Question 1. What is the power of the new technology (or new products)?
The answers should outline what the new technology/product/service can do, and what it cannot do. It should include the basic capabilities and limitations and also some idea about the cost. The whole answer draws the boundaries of the use of the new product, or service.
Question 2. What current limitation or barrier does the new technology eliminate or vastly reduce?
The limitation is from the perspective of the potential client or end consumer. When the reduced limitation is only for the company, like reducing costs, assessing the value is trivial.
Goldratt’s verbalization addresses products for practical needs. The claim is that when the new product does not reduce any current limitation then there is no added value.
Goldratt intentionally asks for one limitation only. For each client there has to be one truly significant source of value that makes a difference. It is right that a new technology might remove or reduce more than one current limitation, but then we should define the different market-segments for which a specific limitation removed is the main source of value.
Examples for new product overcoming a limitation:
Example 1: Wine for use at home sold in boxes that preserve the vacuum.
The description for answering the first question is: boxes containing 1-3 liter of wine and once the seal is open it preserves the taste of the wine for 3-4 weeks. The packaging materials are cheaper than bottles.
Answering the second question – what is the limitation?
The effective limitation removed is not the cost of the materials. It is the ability to pour a glass of wine without exposing all the wine to oxidation that, after a while, spoils the taste of the wine. We’ll see later how the next questions clarify the value of overcoming the specific limitation.
Wine is a typical product for ‘Pleasure’. However, the idea behind the new package touches upon the practicality of the use of the product and thus I consider the unique value of the product as for practical need.

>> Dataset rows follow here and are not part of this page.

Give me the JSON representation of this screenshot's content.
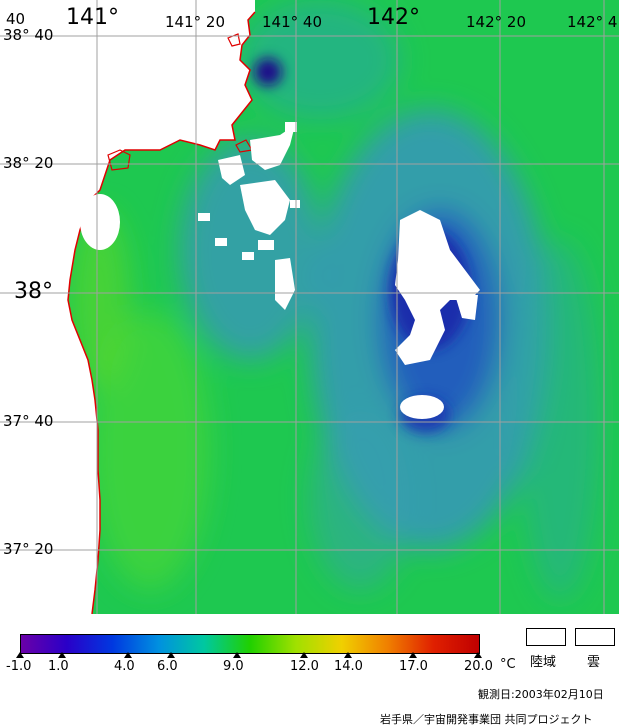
{
  "map": {
    "longitude_labels": [
      "141°",
      "141° 20",
      "141° 40",
      "142°",
      "142° 20",
      "142° 4"
    ],
    "latitude_labels": [
      "38° 40",
      "38° 20",
      "38°",
      "37° 40",
      "37° 20"
    ],
    "corner_label": "40"
  },
  "colorbar": {
    "ticks": [
      "-1.0",
      "1.0",
      "4.0",
      "6.0",
      "9.0",
      "12.0",
      "14.0",
      "17.0",
      "20.0"
    ],
    "unit": "°C",
    "colors": [
      "#6a00a8",
      "#2a00c8",
      "#0038e0",
      "#0090e0",
      "#00c8a0",
      "#20d000",
      "#a0e000",
      "#f0d000",
      "#f08000",
      "#e02000",
      "#c00000"
    ]
  },
  "legend": {
    "land_label": "陸域",
    "cloud_label": "雲"
  },
  "footer": {
    "observation_date": "観測日:2003年02月10日",
    "credit": "岩手県／宇宙開発事業団 共同プロジェクト"
  }
}
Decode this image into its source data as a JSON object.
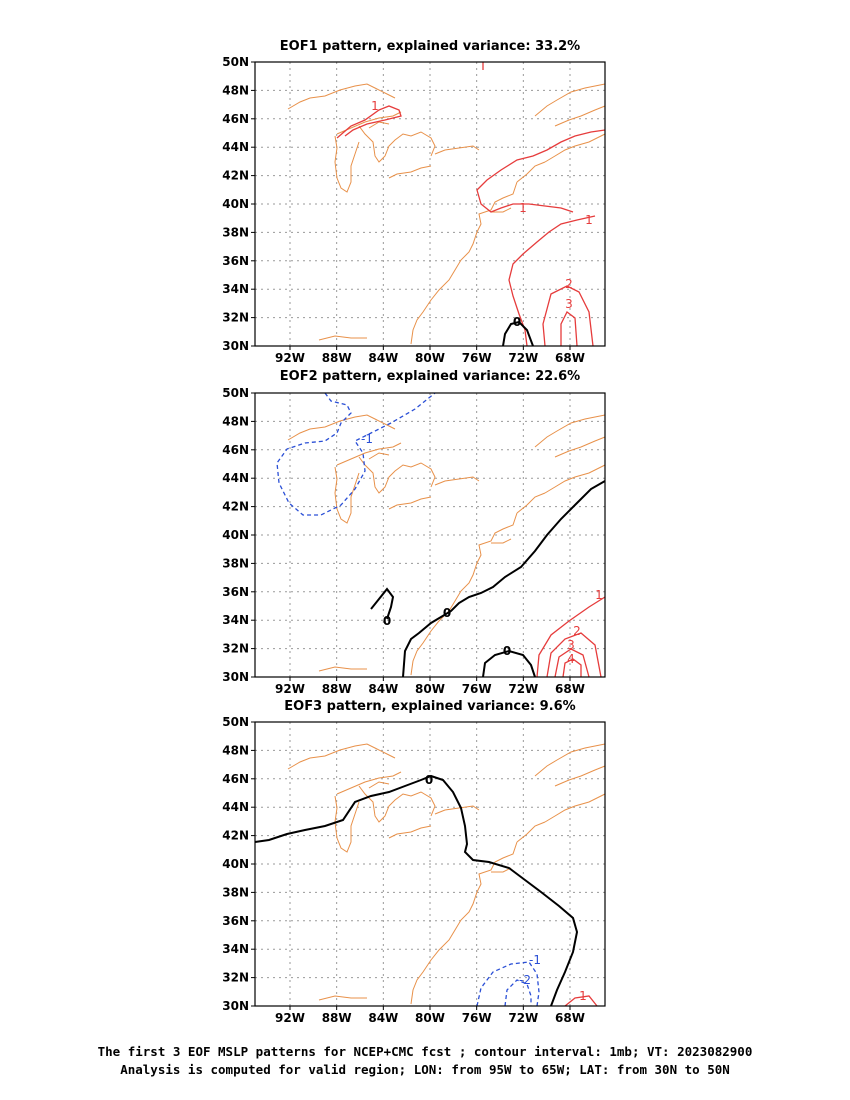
{
  "panels": [
    {
      "title": "EOF1 pattern, explained variance: 33.2%",
      "labels": [
        {
          "text": "1",
          "color": "#e63c3c"
        },
        {
          "text": "1",
          "color": "#e63c3c"
        },
        {
          "text": "1",
          "color": "#e63c3c"
        },
        {
          "text": "2",
          "color": "#e63c3c"
        },
        {
          "text": "3",
          "color": "#e63c3c"
        },
        {
          "text": "0",
          "color": "#000000"
        }
      ]
    },
    {
      "title": "EOF2 pattern, explained variance: 22.6%",
      "labels": [
        {
          "text": "-1",
          "color": "#2a4fd6"
        },
        {
          "text": "0",
          "color": "#000000"
        },
        {
          "text": "0",
          "color": "#000000"
        },
        {
          "text": "0",
          "color": "#000000"
        },
        {
          "text": "1",
          "color": "#e63c3c"
        },
        {
          "text": "2",
          "color": "#e63c3c"
        },
        {
          "text": "3",
          "color": "#e63c3c"
        },
        {
          "text": "4",
          "color": "#e63c3c"
        }
      ]
    },
    {
      "title": "EOF3 pattern, explained variance: 9.6%",
      "labels": [
        {
          "text": "0",
          "color": "#000000"
        },
        {
          "text": "-1",
          "color": "#2a4fd6"
        },
        {
          "text": "-2",
          "color": "#2a4fd6"
        },
        {
          "text": "1",
          "color": "#e63c3c"
        }
      ]
    }
  ],
  "lat_labels": [
    "50N",
    "48N",
    "46N",
    "44N",
    "42N",
    "40N",
    "38N",
    "36N",
    "34N",
    "32N",
    "30N"
  ],
  "lon_labels": [
    "92W",
    "88W",
    "84W",
    "80W",
    "76W",
    "72W",
    "68W"
  ],
  "colors": {
    "coast": "#e8914a",
    "grid": "#9a9a9a",
    "positive": "#e63c3c",
    "negative": "#2a4fd6",
    "zero": "#000000"
  },
  "caption": {
    "line1": "The first 3 EOF MSLP patterns for NCEP+CMC fcst ; contour interval: 1mb; VT: 2023082900",
    "line2": "Analysis is computed for valid region; LON: from 95W to 65W; LAT: from 30N to 50N"
  }
}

Example 2: A pharmacy chain offers to receive emails from clients containing the prescription and whenever the client appears she gets the package without waiting in the queue.
The limitation removed is the perception of time “wasted” by the client in the queue. I use the term ‘perception’ because waiting in a queue always seems longer than it really is.
Answering the second question forces the organization to think about the gain of the client in a focused way, specifying the most important new element. The need for a new element exists also for products for pleasure, even though it is not truly a limitation, so the focus is still on creating a new pleasure through a certain new element currently missing.
So far, we are just in the beginning of the journey to be continued.
3 thoughts on “Uncovering the Value of New Products – Part 1”
Eli, you ask, “Can we learn to identify a-priori what is required for a new product or service to be successful?” Over 50 years ago, Drs. Yoji Akao and Shigeru Mizuno asked the same question, and spent their lives developing a system to do that — Quality Function Deployment (QFD). It is now a mainstream method in the product development community, and there is even an ISO Standard for it.
Is QFD is any clash with the six questions? Like TOC in general the six questions take us to what counts most. QFD, as I remember it from 20, or co, years ago, is a detailed matrix method that raises conflicts of what features should do. Is it ready mainstream now? Anyway, there is no direct clash like there is between Throughput Economics and calculating cost-per-unit.